Transportation now comes in three forms: feet, horses and ships. There are only two places where you can buy horses, so you'll probably be walking most of the time when on land. Ships are initially manned by pirates; you will have to fight and defeat the crew to get the boat for yourself. However, sailing isn't quite the simple matter it used to be. Before, you could just go in any direction you wanted, now you have to keep an eye on the winds. You must sail in accordance with the way the wind blows, so if it's a North wind, you can't go North, or South if it's a South wind, etc. And, of course, in calm winds, you can't move at all.

Speaking of moving, one of the more interesting features of the game is its use of "line of sight" displays. For example, if you are walking around a building, you can't see inside it, and if you stand at the doorway and look in, you see only a little bit of the interior. To view the entire shop, you have to step inside the door. And even then, you may have to go as far as the center of the room to see everything. The same is true of the outdoors. When walking through certain areas of particularly dense trees, all you see is the little patch of land immediately surrounding the party; everything else is in darkness. And, of course, you can't see behind the mountains.

Your travels will take you to strange places, and you will find many mysteries to solve along the way. How does one get to Dawn, city of myths and magic? Where is lost Ambrosia? What secrets do the shrines hold? Is there a way past the silver snake, and, if so, what lies beyond? How do the Moon Gates work? And, perhaps most important, who or what is Exodus? Quite some intriguing questions to be answered! To help you along, the game comes with several useful items: a very well-done cloth map of the continent of Sosaria, two books of spells, one for mages and one for clerics, a handy quick reference card, and, of course, the basic instruction manual, which you should read before booting the game.

As with previous Ultimas, you will have to make a copy of the flip side of the disk. Once made, you will play from, and save to, the copy. All the characters you create (up to 20) will reside on that disk. Thus, any time before you actually begin play, you can disperse the current party and form a new one.

Now that we've looked at some of the good points, it's time to look at some of the more annoying features of this game.
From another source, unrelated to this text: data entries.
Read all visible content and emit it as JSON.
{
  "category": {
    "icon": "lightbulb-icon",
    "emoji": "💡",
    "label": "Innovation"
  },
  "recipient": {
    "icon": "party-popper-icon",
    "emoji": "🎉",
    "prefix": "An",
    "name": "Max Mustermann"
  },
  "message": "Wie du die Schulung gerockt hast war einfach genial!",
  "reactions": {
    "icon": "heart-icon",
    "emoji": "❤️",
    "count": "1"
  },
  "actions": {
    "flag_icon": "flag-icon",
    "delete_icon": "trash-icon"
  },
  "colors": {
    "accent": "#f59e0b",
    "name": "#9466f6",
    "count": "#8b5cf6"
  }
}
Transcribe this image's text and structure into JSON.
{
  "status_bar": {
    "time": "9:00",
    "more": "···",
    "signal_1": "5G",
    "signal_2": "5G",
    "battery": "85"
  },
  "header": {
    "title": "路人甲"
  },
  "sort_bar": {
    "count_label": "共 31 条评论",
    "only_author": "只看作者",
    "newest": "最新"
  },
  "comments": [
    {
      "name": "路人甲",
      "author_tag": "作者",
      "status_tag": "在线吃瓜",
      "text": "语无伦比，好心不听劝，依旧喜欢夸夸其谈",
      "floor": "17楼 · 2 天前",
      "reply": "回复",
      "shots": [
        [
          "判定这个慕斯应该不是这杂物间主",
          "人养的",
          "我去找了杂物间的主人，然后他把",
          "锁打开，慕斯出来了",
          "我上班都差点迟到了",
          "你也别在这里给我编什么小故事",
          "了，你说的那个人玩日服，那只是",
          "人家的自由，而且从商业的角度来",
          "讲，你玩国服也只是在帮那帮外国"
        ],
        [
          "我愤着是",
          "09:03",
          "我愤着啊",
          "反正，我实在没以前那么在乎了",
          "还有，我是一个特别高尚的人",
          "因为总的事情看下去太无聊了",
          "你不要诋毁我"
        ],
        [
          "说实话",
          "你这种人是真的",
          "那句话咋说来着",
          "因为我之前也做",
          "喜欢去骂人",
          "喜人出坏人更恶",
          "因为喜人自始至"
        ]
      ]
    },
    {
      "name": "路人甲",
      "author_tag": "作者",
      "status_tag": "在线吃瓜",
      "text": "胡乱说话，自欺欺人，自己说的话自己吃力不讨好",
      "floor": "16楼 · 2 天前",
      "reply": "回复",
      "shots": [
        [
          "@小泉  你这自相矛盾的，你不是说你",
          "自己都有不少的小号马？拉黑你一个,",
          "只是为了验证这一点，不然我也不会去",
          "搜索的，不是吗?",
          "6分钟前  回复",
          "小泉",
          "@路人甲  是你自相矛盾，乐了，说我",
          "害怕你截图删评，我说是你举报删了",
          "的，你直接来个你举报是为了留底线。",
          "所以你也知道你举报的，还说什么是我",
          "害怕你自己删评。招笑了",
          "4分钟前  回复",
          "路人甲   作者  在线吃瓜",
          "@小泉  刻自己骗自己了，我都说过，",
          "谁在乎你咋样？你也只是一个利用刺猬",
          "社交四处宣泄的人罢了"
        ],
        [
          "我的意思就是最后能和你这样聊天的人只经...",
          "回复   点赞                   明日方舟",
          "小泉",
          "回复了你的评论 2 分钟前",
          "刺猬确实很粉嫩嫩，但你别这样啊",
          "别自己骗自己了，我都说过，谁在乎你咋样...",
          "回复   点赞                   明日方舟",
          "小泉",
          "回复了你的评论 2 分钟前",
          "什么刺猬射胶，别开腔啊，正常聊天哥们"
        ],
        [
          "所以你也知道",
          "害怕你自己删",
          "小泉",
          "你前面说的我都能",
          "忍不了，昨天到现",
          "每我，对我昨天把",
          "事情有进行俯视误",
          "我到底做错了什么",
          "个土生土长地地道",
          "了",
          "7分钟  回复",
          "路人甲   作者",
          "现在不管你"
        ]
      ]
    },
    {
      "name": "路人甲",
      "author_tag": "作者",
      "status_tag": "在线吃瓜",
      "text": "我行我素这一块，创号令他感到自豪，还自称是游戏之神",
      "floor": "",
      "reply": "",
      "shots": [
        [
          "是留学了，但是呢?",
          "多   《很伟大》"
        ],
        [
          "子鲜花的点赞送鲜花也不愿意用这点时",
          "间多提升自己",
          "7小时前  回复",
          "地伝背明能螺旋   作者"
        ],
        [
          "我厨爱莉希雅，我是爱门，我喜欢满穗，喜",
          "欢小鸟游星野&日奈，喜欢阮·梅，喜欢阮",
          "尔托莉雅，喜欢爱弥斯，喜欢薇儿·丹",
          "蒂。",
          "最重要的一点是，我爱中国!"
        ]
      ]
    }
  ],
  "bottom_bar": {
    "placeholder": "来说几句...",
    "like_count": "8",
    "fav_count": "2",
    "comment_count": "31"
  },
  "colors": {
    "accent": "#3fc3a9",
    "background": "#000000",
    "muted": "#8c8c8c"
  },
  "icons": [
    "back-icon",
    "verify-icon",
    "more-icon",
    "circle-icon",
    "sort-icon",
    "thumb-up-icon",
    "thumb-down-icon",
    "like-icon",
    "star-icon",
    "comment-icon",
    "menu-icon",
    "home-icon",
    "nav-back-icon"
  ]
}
First, the beginning of game is rather noisy, and the little animated sequence, cute the first time, becomes tedious by the tenth time. There is no way around this; you have to sit through it every time you boot up the game. Second, while you can examine your entire roster of characters, you don't see any information beyond class, sex, race, character status (good, poisoned, dead, ashes), and whether or not he/she is in a party. So, you can't tell from the roster which characters have what equipment. You can only get the full list using the "Z" status command during play, and that only works for members of the current party.

Sailing by the wind was a good idea; unfortunately, it often becomes frustrating, as the winds tend to change quite rapidly. If the wind shifts were fewer and slower, it would make sailing more fun. As it is, the winds change about every five moves or so, causing frequent stops.

But the really disappointing thing, at least for me, is the very ending of the game itself. After all the fighting you go through to get to him, the actual dispatching of Exodus is remarkably calm and quiet. This was a very unexpected anti-climax; I had really been expecting something a little more spectacular.

Still, in spite of that, the game is excellent, and I am not in the least sorry that I bought it. The improvements over the previous Ultimas alone is worth the price of admission, and the game will certainly provide many hours of enjoyment (and frustration!).

Bottom line: Definitely not one to miss!